Ste. Michelle bought Oregon’s Erath Winery in 2006, growing one of the state’s first wineries from 50,000 cases to more than 300,000. The company jumped onto the world wine stage in 2007 when it bought Napa Valley’s Stag’s Leap Wine Cellars, whose 1973 Cabernet Sauvignon won the legendary Judgment of Paris tasting in 1976, an event that propelled the American wine industry while also shocking the French industry.
Ste. Michelle bought Stag’s Leap with the Antinori family of Italy, which also partners with Col Solare, a premium winery on Red Mountain in Benton County. International collaborations will be one of Baseler’s legacies. He forged business deals with wineries in France, Italy, Germany, Spain and New Zealand to help broaden the company’s portfolio as well as its footprint on the global wine stage.
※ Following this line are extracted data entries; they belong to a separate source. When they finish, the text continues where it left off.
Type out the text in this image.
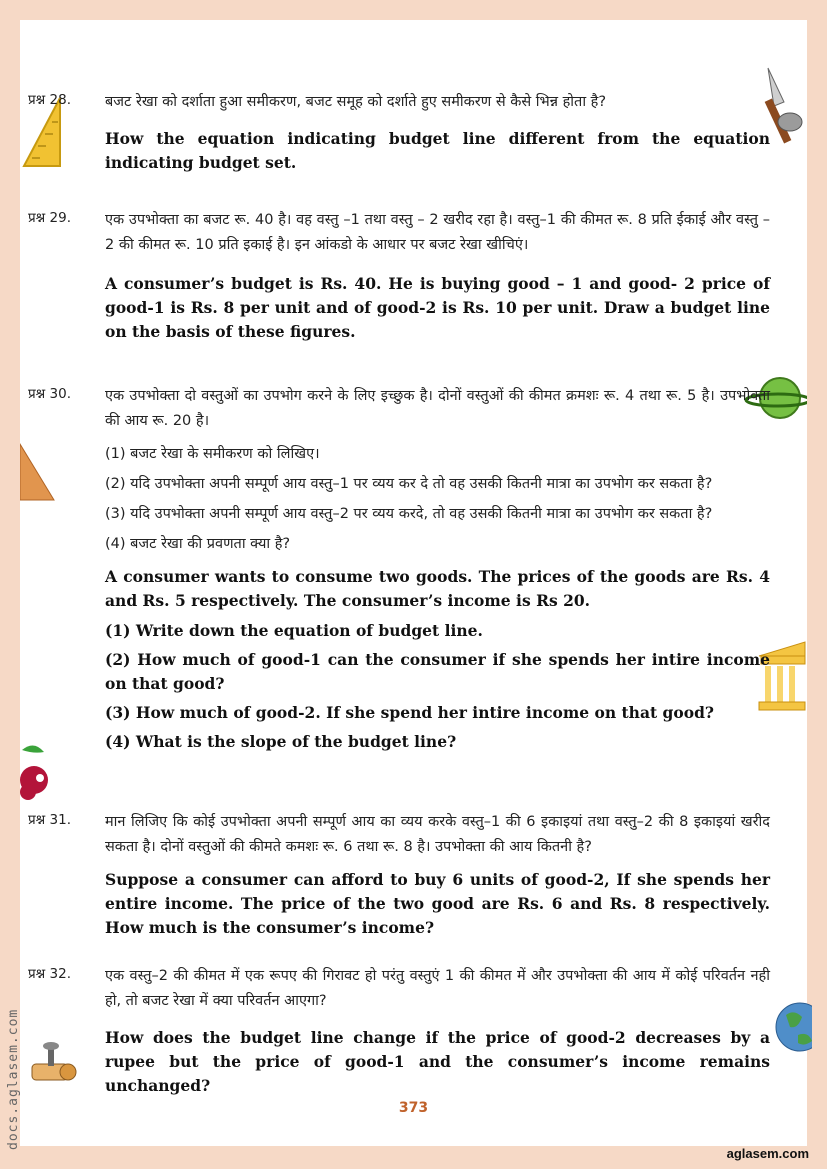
प्रश्न 28.	बजट रेखा को दर्शाता हुआ समीकरण, बजट समूह को दर्शाते हुए समीकरण से कैसे भिन्न होता है?

How the equation indicating budget line different from the equation indicating budget set.

प्रश्न 29.	एक उपभोक्ता का बजट रू. 40 है। वह वस्तु –1 तथा वस्तु – 2 खरीद रहा है। वस्तु–1 की कीमत रू. 8 प्रति ईकाई और वस्तु – 2 की कीमत रू. 10 प्रति इकाई है। इन आंकडो के आधार पर बजट रेखा खीचिएं।

A consumer’s budget is Rs. 40. He is buying good – 1 and good- 2 price of good-1 is Rs. 8 per unit and of good-2 is Rs. 10 per unit. Draw a budget line on the basis of these figures.

प्रश्न 30.	एक उपभोक्ता दो वस्तुओं का उपभोग करने के लिए इच्छुक है। दोनों वस्तुओं की कीमत क्रमशः रू. 4 तथा रू. 5 है। उपभोक्ता की आय रू. 20 है।

(1) बजट रेखा के समीकरण को लिखिए।

(2) यदि उपभोक्ता अपनी सम्पूर्ण आय वस्तु–1 पर व्यय कर दे तो वह उसकी कितनी मात्रा का उपभोग कर सकता है?

(3) यदि उपभोक्ता अपनी सम्पूर्ण आय वस्तु–2 पर व्यय करदे, तो वह उसकी कितनी मात्रा का उपभोग कर सकता है?

(4) बजट रेखा की प्रवणता क्या है?

A consumer wants to consume two goods. The prices of the goods are Rs. 4 and Rs. 5 respectively. The consumer’s income is Rs 20.

(1) Write down the equation of budget line.

(2) How much of good-1 can the consumer if she spends her intire income on that good?

(3) How much of good-2. If she spend her intire income on that good?

(4) What is the slope of the budget line?

प्रश्न 31.	मान लिजिए कि कोई उपभोक्ता अपनी सम्पूर्ण आय का व्यय करके वस्तु–1 की 6 इकाइयां तथा वस्तु–2 की 8 इकाइयां खरीद सकता है। दोनों वस्तुओं की कीमते कमशः रू. 6 तथा रू. 8 है। उपभोक्ता की आय कितनी है?

Suppose a consumer can afford to buy 6 units of good-2, If she spends her entire income. The price of the two good are Rs. 6 and Rs. 8 respectively. How much is the consumer’s income?

प्रश्न 32.	एक वस्तु–2 की कीमत में एक रूपए की गिरावट हो परंतु वस्तुएं 1 की कीमत में और उपभोक्ता की आय में कोई परिवर्तन नही हो, तो बजट रेखा में क्या परिवर्तन आएगा?

How does the budget line change if the price of good-2 decreases by a rupee but the price of good-1 and the consumer’s income remains unchanged?

373
aglasem.com
docs.aglasem.com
That position was solidified in 2009 when the Columbia Crest 2005 Reserve Cabernet Sauvignon was ranked No. 1 in the world by Wine Spectator magazine.
Two years ago, Ste. Michelle purchased Patz & Hall, a highly considered Sonoma County winery.
Baseler was born and raised in Oregon, moving to Bellevue in his teen years and graduating from Interlake High School. A graduate of Washington State University, he helped raise $23 million to build the Wine Science Center in Richland, which opened in 2015. The research center already is paying dividends, helping growers and winemakers deal with smoke taint that has been an issue the past two vintages.
Baseler’s last day as CEO is Oct. 1, which will be about the midway point of wine grape harvest, which began Friday when the first load of sauvignon blanc arrived at the winery. Baseler will remain in place as a Ste. Michelle consultant, working with suppliers, strategic partnerships and charitable events, including the Auction of Washington Wines, which raised $4 million this past weekend. He will continue to live in the Seattle area.